• [^] # Re: Contradiction

    Posté par (Mastodon) . En réponse au journal Le Code Civil sur Github. Évalué à 3.

    Une explication de texte s'impose, parce que je crois que tu as compris cet extrait complètement de travers.

    Je vais te dire comment je l'ai compris. Parce qu'il faut le replacer dans le contexte global de l'article. Avant cet extrait, Chouard fait une longue tirade sur la notion de racisme en expliquant qu'il n'y a pas de personnes racistes, il n'y a que des paroles ou actes racistes. Pourquoi fait-il cette précision ? Parce que dans l'article qui précède (celui en lien un peu plus haut), il fait semblant de se distancier de Soral en disant qu'il est raciste (j'abrège, c'est plus compliqué et en fait, il est beaucoup plus soft). Du coup, si je résume le raisonnement à ce moment de l'article, ça donne : «Soral n'est pas raciste, c'est juste qu'il dit des trucs racistes». Et là arrive notre extrait.

    Et si l’expression extrême droite désigne simplement, comme je pense que nous devrions le décider, la droite extrême, je pense qu’elle est déjà AU POUVOIR en ce moment

    Hop, petite tactique de diversion. On passe de «raciste» à «extrême-droite». Et on monte un bel homme de paille. On peut, comme c'est mon cas, ne pas être d'accord avec la politique du gouvernement actuel, considérer que c'est une politique de droite, considérer que c'est la même que celle du précédent, considérer qu'il y a des bons morceaux d'autoritarisme parfois, mais quand même, les mettre dans le panier de l'extrême-droite, il y a un grand pas. Surtout que l'extrême-droite et la droite extrême, ce n'est pas tout à fait la même chose.
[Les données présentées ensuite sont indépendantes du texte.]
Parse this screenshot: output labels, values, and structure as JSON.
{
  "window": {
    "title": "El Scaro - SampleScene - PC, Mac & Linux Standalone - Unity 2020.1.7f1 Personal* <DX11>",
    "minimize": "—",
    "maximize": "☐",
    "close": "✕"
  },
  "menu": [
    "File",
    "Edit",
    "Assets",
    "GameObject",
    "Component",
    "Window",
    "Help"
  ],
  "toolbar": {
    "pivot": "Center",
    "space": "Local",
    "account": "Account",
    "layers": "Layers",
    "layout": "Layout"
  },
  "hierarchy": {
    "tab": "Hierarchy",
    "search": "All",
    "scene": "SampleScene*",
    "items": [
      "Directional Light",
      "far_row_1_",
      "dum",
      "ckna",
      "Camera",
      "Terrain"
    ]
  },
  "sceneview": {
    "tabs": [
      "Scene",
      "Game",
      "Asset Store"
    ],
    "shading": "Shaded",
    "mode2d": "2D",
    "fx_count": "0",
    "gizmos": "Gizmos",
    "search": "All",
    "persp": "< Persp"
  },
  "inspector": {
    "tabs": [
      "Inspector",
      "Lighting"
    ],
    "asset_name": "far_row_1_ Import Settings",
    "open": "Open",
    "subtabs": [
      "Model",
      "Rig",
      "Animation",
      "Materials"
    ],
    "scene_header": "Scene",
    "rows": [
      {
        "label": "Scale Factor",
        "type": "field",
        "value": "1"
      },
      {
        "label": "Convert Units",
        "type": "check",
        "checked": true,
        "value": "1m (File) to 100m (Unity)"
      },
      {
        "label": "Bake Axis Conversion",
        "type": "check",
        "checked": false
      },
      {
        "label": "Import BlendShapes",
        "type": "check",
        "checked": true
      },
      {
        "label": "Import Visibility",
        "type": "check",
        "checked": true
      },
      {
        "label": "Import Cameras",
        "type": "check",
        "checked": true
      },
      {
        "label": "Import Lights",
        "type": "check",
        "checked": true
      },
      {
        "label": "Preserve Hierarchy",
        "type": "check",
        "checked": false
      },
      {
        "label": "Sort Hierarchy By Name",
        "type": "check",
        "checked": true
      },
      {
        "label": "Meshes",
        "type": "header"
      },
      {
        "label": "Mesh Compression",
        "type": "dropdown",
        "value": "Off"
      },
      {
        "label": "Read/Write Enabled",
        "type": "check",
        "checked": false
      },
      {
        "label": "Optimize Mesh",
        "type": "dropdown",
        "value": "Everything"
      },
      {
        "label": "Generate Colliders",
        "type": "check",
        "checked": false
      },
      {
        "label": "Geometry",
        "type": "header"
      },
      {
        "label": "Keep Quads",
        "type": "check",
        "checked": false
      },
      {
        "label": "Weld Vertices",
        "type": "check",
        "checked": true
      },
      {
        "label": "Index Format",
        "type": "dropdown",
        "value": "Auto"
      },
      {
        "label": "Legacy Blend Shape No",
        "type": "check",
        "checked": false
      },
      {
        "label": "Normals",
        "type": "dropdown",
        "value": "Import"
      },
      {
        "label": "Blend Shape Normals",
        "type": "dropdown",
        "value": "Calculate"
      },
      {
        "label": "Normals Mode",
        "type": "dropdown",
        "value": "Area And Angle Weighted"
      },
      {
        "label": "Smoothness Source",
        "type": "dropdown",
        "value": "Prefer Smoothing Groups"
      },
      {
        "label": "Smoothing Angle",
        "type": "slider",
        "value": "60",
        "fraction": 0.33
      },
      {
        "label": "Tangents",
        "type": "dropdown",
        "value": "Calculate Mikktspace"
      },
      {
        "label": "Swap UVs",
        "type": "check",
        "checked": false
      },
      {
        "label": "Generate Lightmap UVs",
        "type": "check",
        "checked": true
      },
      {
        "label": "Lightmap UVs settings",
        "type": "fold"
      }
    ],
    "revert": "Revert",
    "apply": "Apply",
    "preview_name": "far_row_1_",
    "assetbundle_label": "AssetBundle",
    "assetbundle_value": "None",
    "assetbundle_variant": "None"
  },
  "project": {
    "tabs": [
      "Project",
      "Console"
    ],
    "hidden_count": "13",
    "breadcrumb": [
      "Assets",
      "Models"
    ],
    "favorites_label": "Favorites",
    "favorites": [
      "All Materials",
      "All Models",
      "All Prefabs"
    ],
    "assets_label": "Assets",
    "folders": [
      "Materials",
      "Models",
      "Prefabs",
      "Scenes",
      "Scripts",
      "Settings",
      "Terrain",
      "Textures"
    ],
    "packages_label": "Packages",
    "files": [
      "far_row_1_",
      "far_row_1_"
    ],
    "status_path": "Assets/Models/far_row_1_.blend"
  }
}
Historiquement, elles n'ont pas les mêmes racines et la même idéologie (voir les analyses de Jean-Yves Camus par exemple). De nos jours, les frontières se fissurent (souvent par opportunisme) mais il reste quand même quelques différences entre les deux.

    et que les chiffons rouges (Soral, Le Pen, etc.) qu’on agite frénétiquement devant nous dans toutes nos discussions servent de LEURRES

    Là, il y a opposition entre l'extrême-droite, confondue avec la droite extrême de la phrase précédente, et les «chiffons rouges» qui donc ne seraient pas d'extrême-droite, ni de droite extrême, eux. Eux, ce sont des leurres, ce n'est pas la vraie extrême-droite finalement, c'est ce que Chouard nous dit (et c'est ta conclusion aussi). En quoi ? On ne le saura sans doute pas. Mais bon, après avoir changé la définition de raciste et de extrême-droite, Soral et Le Pen ne sont ni racistes, ni extrême-droite. La confusion à son paroxysme !

    qui nous distraient de l’essentiel et qui nous empêchent — littéralement — de penser et de progresser.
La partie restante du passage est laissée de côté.